Vrouwen met de ziekte van von Willebrand hebben een hoog risico op een spontane vroege abortus
Vrouwen met de ziekte van von Willebrand hebben een verhoogd risico op primaire (meer dan 500 ml op de eerste dag na de bevalling) en secundaire postpartum bloeding (24 uur tot 6 weken) vanwege de snelle afname van de stollingsfactoractiviteit na de bevalling.
Diagnostiek
De diagnose is gebaseerd op de indicatoren van het hemostase-systeem:
- verlengde bloedingstijd (bij type I bij sommige patiënten ligt de indicator binnen normale limieten);
- geactiveerde partiële tromboplastinetijd (APTT) (normaal of langdurig);
- een significante verandering in de parameters van door ristocetine geïnduceerde bloedplaatjesaggregatie;
- veranderingen in het niveau van von Willebrand-factor in bloedplasma en de balans van zijn multimeren, afhankelijk van het type ziekte;
- verandering in het niveau van von Willebrand-factorantigeen in het bloed;
- normale bloedstollingstijd (met uitzondering van type III-ziekte).
Algemene en biochemische bloedtesten laten geen karakteristieke veranderingen zien, in zeldzame gevallen is er een laag ijzergehalte, tot aan bloedarmoede.

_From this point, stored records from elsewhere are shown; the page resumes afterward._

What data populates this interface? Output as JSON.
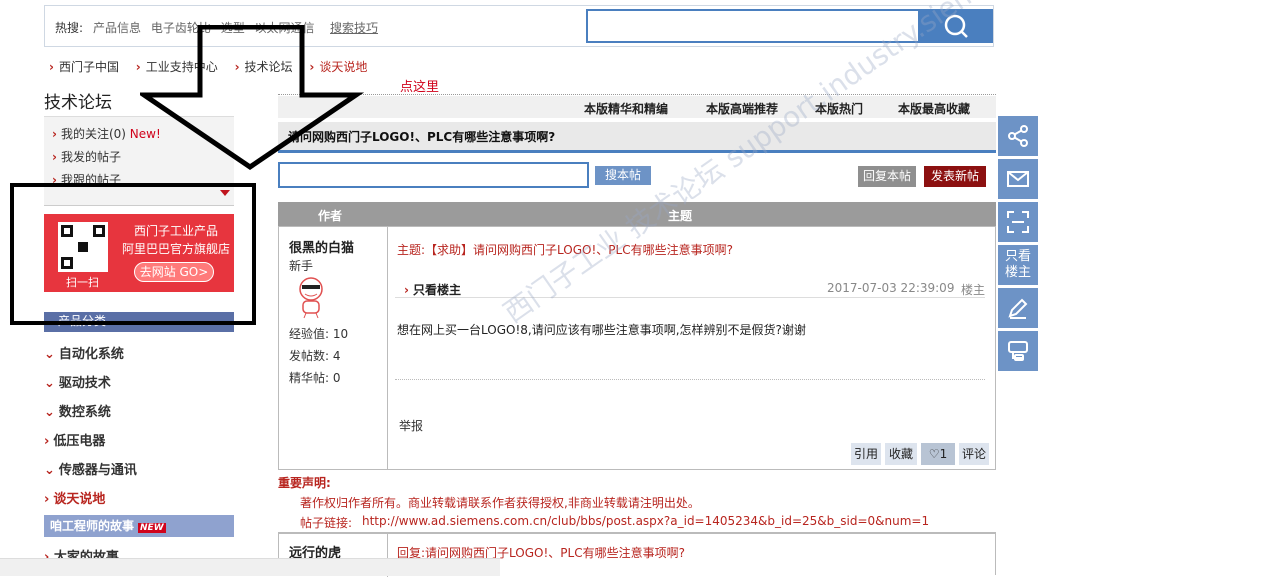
{
  "topbar": {
    "hot_label": "热搜:",
    "hot_links": [
      "产品信息",
      "电子齿轮比",
      "选型",
      "以太网通信"
    ],
    "search_tips": "搜索技巧"
  },
  "breadcrumb": [
    "西门子中国",
    "工业支持中心",
    "技术论坛",
    "谈天说地"
  ],
  "annotation": {
    "click_here": "点这里"
  },
  "sidebar": {
    "title": "技术论坛",
    "my_items": [
      {
        "label": "我的关注(0)",
        "badge": "New!"
      },
      {
        "label": "我发的帖子"
      },
      {
        "label": "我跟的帖子"
      }
    ],
    "banner": {
      "line1": "西门子工业产品",
      "line2": "阿里巴巴官方旗舰店",
      "button": "去网站 GO>",
      "scan": "扫一扫"
    },
    "category_header": "产品分类",
    "categories": [
      "自动化系统",
      "驱动技术",
      "数控系统",
      "低压电器",
      "传感器与通讯",
      "谈天说地"
    ],
    "engineer_story": "咱工程师的故事",
    "new_tag": "NEW",
    "family_story": "大家的故事"
  },
  "main": {
    "tabs": [
      "本版精华和精编",
      "本版高端推荐",
      "本版热门",
      "本版最高收藏"
    ],
    "post_title": "请问网购西门子LOGO!、PLC有哪些注意事项啊?",
    "search_post_btn": "搜本帖",
    "reply_btn": "回复本帖",
    "new_post_btn": "发表新帖",
    "th_author": "作者",
    "th_subject": "主题",
    "post": {
      "author": "很黑的白猫",
      "rank": "新手",
      "stats": [
        "经验值: 10",
        "发帖数: 4",
        "精华帖: 0"
      ],
      "subject": "主题:【求助】请问网购西门子LOGO!、PLC有哪些注意事项啊?",
      "only_op": "只看楼主",
      "time": "2017-07-03 22:39:09",
      "floor": "楼主",
      "body": "想在网上买一台LOGO!8,请问应该有哪些注意事项啊,怎样辨别不是假货?谢谢",
      "report": "举报",
      "actions": {
        "quote": "引用",
        "fav": "收藏",
        "like_count": "1",
        "comment": "评论"
      }
    },
    "watermark": "西门子工业 技术论坛 support.industry.siemens.com/cs",
    "declaration": {
      "title": "重要声明:",
      "copyright": "著作权归作者所有。商业转载请联系作者获得授权,非商业转载请注明出处。",
      "link_label": "帖子链接:",
      "link_url": "http://www.ad.siemens.com.cn/club/bbs/post.aspx?a_id=1405234&b_id=25&b_sid=0&num=1"
    },
    "reply": {
      "author": "远行的虎",
      "subject": "回复:请问网购西门子LOGO!、PLC有哪些注意事项啊?"
    }
  },
  "float_bar": {
    "op_label": "只看楼主"
  },
  "colors": {
    "accent": "#4a7fbf",
    "brand_red": "#b8251f",
    "highlight_box": "#000000"
  }
}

Om de ziekte van von Willebrand te diagnosticeren, is het noodzakelijk om het niveau en de activiteit van de von Willebrand-factor (vWF) in het bloed van de patiënt te kennen
Naast de studie van hemostase worden instrumentele onderzoeksmethoden van patiënten getoond (EGD, echografie van de buikholteorganen, MRI) om verborgen bloedingen uit te sluiten.
Behandeling
Het doel van de behandeling is om de concentratie te verhogen of de ontbrekende stollingsfactoren te vervangen. De behandeling kan profylactisch zijn of op aanvraag voor acute bloeding.
Therapie voor de ziekte van von Willebrand wordt op drie manieren uitgevoerd (afhankelijk van de ernst van de aandoening):
- Het gebruik van medicijnen die het niveau van de intrinsieke von Willebrand-factor verhogen.
- Substitutietherapie met bloedpreparaten die von Willebrand-factor bevatten.
- Lokale therapie van schade aan de slijmvliezen en huid.
De ziekte van Von Willebrand is een indicatie voor het gebruik van bloedproducten die vWF bevatten
De belangrijkste groepen geneesmiddelen die bij de behandeling worden gebruikt:
- hormonale middelen;
- antifibrinolytische geneesmiddelen;
- lokale hemostatica;
- plasmaconcentraten.
Mogelijke complicaties en gevolgen
De belangrijkste complicatie van de ziekte van von Willebrand is de ontwikkeling van bloedingen (inclusief intra-articulaire, intracavitaire en bloeding in de hersenstructuren), wat tot fatale gevolgen kan leiden.
Voorspelling
Met tijdige diagnose en complexe therapie is de prognose gunstig.
Preventie
Omdat de ziekte genetisch is, is het niet mogelijk om de ontwikkeling ervan te voorkomen, maar er zijn een aantal maatregelen die het risico op bloedingen aanzienlijk kunnen verminderen:
- weigering om niet-steroïde anti-inflammatoire geneesmiddelen te gebruiken;
- uitsluiting van plaatjesaggregatieremmers (acetylsalicylzuur, clopidogrel);
- regelmatige preventieve onderzoeken;
- voorkomen van traumatische invloeden.
YouTube-video met betrekking tot het artikel:
Olesya Smolnyakova Therapie, klinische farmacologie en farmacotherapie Over de auteur
Opleiding: hoger, 2004 (GOU VPO "Kursk State Medical University"), specialiteit "General Medicine", kwalificatie "Doctor". 2008-2012 - Postdoctorale student van de Afdeling Klinische Farmacologie, KSMU, Kandidaat Medische Wetenschappen (2013, specialiteit "Farmacologie, Klinische Farmacologie"). 2014-2015 - professionele omscholing, specialiteit "Management in het onderwijs", FSBEI HPE "KSU".
De informatie is gegeneraliseerd en wordt alleen ter informatie verstrekt. Raadpleeg uw arts bij het eerste teken van ziekte. Zelfmedicatie is gevaarlijk voor de gezondheid!